The Linksys and WSC system requires use of a custom client--currently available only for Windows XP and 200--for two reasons: first, WSC designed both automatic and manual fallover that switches to a static WPA key in the event of a disruption in Internet access or RADIUS server access, instead of a broken network or no encryption; and second, only Windows XP has a WPA client available as part of the system among all Windows platforms. (Mac OS X supports WPA only in its Mac OS X 10.3 release.)
This client also avoids the complexity of accepting certificates and other details in using 802.1X authentication effectively.
In the case of a fallback, if customers are running software provided by WSC on a local Windows XP or 2000 system--what WSC calls its fallback agent--the network is automatically switched to local static operation whenever the RADIUS server is unavailable. However, a system administrator can also log into the WAP54G and change it manually to a local static configuration as well.
Once a WSC account or a Linksys WAP54G is set up, client software installed on each user's computer automatically manages the connection, including obtaining a fallback WPA key. WSC distributes a free WPA Personal client for Windows 2000, something Microsoft itself does not. The next platforms the company plans to tackle are Windows 98, Windows CE, and Mac OS X, just about in that order based on customer feedback to date.

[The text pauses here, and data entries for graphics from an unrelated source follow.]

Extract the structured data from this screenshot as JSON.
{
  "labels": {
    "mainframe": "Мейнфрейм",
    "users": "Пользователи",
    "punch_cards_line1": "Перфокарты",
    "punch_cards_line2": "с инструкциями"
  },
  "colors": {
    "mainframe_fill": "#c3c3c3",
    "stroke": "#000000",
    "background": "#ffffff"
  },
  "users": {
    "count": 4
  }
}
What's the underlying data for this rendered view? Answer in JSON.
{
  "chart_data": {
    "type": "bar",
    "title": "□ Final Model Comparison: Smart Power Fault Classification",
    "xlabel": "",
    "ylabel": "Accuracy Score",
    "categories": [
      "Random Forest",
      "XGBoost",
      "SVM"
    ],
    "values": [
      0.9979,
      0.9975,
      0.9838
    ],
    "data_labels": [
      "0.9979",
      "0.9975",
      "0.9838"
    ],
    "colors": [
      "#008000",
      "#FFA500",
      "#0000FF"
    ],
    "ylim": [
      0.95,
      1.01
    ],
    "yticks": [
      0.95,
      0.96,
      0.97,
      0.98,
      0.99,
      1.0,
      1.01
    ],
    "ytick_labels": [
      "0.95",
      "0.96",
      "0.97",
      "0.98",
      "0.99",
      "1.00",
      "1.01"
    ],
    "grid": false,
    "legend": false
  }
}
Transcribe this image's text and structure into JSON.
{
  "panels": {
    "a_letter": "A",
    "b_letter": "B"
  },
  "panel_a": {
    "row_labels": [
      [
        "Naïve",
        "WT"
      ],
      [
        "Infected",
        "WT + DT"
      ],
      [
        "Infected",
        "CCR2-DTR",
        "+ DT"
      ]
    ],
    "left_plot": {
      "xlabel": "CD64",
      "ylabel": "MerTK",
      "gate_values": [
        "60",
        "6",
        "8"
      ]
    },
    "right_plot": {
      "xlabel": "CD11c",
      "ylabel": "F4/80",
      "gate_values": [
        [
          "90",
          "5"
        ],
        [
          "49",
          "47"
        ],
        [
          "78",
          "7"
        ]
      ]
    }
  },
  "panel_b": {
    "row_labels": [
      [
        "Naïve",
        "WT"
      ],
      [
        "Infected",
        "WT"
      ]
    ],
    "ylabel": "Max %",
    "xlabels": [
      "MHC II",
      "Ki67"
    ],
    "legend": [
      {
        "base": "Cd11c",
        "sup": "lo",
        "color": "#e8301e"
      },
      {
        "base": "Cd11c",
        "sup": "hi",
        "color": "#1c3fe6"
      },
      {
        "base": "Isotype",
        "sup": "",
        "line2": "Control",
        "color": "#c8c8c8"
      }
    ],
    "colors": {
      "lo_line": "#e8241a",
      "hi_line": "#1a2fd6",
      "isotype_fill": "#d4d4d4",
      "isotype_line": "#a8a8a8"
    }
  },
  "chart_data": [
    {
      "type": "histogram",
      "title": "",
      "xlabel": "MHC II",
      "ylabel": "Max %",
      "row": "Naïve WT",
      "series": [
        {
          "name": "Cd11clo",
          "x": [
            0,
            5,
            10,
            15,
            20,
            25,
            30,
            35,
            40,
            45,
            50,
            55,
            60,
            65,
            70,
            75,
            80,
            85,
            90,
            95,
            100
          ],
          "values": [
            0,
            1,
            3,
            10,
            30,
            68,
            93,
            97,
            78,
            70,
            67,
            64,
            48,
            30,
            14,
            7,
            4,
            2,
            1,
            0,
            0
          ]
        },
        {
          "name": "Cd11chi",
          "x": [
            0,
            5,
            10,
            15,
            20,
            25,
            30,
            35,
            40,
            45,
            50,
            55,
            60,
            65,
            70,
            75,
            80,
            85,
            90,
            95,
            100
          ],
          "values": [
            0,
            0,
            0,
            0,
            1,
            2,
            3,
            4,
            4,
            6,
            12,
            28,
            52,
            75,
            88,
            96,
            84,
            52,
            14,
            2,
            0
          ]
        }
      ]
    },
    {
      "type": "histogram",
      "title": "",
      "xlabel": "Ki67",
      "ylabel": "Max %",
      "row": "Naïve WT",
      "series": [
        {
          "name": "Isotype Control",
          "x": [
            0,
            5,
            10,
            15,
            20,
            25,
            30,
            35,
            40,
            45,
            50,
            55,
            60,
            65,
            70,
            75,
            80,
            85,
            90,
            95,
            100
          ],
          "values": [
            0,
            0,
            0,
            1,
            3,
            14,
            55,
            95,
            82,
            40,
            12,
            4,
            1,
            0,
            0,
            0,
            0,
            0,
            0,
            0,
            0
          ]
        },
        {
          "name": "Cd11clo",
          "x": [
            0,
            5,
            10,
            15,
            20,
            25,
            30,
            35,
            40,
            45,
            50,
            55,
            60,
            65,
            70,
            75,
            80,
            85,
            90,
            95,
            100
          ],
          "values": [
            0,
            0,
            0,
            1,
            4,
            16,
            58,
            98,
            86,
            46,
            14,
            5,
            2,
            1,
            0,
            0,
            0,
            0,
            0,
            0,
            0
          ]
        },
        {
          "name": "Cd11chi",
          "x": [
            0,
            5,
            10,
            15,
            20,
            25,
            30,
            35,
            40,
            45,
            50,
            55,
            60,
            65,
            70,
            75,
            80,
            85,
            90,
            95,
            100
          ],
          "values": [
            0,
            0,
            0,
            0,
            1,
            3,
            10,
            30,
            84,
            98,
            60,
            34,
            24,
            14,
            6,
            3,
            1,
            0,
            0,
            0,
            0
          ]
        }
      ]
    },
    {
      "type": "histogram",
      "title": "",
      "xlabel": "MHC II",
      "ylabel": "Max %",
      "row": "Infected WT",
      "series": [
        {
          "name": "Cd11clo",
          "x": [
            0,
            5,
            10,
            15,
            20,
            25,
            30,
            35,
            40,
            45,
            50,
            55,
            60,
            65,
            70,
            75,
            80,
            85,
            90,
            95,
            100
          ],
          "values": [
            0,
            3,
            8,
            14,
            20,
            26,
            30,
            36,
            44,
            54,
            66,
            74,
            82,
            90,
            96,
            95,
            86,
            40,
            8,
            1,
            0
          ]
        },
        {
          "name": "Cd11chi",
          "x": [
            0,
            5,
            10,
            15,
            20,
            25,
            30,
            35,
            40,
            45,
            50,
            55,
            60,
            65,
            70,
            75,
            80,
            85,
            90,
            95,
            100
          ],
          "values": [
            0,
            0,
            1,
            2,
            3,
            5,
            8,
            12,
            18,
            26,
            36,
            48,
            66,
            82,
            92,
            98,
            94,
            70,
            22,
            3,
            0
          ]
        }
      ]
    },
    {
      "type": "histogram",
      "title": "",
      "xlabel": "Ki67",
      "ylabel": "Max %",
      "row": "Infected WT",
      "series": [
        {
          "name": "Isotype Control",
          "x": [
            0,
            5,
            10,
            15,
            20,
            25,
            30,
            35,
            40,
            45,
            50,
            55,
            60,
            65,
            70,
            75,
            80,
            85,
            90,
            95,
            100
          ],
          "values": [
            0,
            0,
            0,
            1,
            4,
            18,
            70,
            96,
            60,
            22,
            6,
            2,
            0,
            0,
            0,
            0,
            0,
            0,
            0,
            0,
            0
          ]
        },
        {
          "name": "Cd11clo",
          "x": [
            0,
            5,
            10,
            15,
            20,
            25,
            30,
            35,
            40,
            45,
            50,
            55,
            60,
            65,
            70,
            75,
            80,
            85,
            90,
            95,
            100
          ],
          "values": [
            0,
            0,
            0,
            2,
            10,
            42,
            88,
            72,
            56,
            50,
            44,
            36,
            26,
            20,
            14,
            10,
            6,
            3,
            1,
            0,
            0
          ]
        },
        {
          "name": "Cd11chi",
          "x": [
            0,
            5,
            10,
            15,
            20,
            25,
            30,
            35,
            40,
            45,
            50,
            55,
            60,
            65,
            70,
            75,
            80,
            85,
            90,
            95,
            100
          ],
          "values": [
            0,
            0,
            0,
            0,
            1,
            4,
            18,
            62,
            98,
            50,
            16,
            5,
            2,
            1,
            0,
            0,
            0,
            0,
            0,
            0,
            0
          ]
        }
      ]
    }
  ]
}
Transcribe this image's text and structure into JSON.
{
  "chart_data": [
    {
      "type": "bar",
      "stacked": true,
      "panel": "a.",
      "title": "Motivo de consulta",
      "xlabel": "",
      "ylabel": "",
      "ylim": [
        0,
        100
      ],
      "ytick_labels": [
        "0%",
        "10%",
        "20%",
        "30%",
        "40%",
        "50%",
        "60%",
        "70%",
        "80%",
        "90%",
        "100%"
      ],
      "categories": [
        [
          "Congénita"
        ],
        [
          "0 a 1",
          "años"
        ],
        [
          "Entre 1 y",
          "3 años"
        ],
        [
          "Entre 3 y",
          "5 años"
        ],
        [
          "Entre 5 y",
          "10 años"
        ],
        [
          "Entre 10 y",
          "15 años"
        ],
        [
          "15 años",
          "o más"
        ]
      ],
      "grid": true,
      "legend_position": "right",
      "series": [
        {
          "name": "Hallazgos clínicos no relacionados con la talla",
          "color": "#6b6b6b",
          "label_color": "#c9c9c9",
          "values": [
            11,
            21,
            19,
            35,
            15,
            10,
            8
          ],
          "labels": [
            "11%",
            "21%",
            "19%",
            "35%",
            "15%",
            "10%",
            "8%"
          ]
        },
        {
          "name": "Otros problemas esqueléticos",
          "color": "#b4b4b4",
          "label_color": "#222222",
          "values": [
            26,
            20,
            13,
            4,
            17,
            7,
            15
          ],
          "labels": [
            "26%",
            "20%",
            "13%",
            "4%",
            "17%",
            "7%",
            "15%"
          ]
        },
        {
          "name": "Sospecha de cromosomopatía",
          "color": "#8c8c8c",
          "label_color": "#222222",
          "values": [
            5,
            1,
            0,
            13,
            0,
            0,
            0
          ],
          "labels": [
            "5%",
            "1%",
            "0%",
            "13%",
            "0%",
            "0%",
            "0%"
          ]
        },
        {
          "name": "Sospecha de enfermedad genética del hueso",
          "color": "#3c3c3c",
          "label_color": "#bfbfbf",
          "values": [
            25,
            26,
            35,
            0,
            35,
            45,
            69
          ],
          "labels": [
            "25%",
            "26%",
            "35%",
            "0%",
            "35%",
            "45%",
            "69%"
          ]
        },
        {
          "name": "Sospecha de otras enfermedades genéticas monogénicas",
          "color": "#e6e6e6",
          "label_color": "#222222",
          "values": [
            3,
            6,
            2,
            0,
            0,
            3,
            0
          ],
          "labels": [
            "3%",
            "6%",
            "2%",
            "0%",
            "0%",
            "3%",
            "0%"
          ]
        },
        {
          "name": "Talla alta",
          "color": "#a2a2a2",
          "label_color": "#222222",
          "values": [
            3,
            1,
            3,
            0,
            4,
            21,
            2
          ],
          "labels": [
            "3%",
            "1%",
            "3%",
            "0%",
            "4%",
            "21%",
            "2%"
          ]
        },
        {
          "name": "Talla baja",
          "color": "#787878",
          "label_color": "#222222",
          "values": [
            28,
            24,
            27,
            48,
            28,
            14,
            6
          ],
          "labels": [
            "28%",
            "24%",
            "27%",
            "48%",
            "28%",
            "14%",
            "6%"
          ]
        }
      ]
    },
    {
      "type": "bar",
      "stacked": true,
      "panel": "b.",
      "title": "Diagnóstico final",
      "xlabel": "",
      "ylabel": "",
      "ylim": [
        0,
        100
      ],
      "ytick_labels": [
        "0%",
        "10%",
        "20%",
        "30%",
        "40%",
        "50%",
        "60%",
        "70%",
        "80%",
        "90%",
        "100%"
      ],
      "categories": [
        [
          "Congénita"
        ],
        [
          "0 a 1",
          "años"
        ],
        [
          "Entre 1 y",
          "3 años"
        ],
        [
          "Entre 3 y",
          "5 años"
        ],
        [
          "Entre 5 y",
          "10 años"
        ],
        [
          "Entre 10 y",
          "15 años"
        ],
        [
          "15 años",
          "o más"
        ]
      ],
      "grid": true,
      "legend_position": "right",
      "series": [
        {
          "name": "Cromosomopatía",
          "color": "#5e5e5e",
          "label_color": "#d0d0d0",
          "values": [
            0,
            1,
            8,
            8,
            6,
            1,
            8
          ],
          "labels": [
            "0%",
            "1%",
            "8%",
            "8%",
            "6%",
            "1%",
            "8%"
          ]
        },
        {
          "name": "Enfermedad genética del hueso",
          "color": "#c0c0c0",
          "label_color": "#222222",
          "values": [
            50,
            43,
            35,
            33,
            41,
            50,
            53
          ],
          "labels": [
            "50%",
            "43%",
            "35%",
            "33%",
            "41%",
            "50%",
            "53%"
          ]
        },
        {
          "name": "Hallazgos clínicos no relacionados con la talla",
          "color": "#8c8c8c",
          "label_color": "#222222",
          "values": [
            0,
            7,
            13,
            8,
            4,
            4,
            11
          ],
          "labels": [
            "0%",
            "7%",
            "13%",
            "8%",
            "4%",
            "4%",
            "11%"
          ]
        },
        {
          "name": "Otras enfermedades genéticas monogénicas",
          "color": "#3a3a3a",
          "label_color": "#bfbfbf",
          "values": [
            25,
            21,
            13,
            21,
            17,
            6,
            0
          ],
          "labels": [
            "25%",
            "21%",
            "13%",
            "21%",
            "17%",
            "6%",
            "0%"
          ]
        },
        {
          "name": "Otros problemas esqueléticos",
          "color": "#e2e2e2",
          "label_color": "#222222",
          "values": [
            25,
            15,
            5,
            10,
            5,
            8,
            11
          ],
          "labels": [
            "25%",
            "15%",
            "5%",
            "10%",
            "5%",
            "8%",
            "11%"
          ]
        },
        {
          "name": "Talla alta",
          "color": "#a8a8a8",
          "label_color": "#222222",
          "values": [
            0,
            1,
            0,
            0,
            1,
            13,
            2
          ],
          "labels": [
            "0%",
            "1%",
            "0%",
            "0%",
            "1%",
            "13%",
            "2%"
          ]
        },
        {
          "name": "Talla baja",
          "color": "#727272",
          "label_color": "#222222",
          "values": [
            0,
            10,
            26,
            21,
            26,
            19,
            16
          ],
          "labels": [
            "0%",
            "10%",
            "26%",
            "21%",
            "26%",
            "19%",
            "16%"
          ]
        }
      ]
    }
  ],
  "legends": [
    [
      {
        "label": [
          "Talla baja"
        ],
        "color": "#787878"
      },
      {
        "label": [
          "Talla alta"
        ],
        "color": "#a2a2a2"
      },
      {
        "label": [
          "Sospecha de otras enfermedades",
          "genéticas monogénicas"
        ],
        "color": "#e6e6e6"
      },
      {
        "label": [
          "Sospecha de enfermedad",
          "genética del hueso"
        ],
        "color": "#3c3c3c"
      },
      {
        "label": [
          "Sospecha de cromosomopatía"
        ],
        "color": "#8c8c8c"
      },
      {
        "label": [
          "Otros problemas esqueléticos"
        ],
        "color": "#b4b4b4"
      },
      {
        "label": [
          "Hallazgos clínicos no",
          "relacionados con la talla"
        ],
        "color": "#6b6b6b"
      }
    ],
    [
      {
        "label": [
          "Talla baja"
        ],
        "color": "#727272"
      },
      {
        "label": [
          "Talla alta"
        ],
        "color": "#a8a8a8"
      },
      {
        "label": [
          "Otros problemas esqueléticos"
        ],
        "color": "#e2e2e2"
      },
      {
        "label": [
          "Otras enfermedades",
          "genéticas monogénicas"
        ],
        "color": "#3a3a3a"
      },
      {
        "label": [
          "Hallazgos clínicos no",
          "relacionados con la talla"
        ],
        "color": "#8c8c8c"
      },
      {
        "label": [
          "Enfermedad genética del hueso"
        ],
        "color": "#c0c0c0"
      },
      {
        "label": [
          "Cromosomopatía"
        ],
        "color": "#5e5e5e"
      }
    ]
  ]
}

One of WSC's strengths is Network Address Translation (NAT) traversal, that allows their system to work across interceding levels of port-to-port connections used to create private, non-routable address pools in local networks and at ISPs. The company has a patent pending on their technology. "We've come up with a solution which seems to work with just about all of the equipment thats out there," said Ulrich Wiedmann, vice president of software development at WSC.
The company is finding interesting niches with its own service. Elefant said, "We didn't expect this, but larger enterprises who have either branch offices or employees who work from home are also taking advantage of our service and our software" to make sure these remote users have secure connections.
Wiedmann noted that virtual private networking and similar security services could be in the offing in the future. "As we're talking with some of our security software folks that were working with, we understand a lot of the holes that they're faced with, so were being asked to fill a lot of those holes," he said.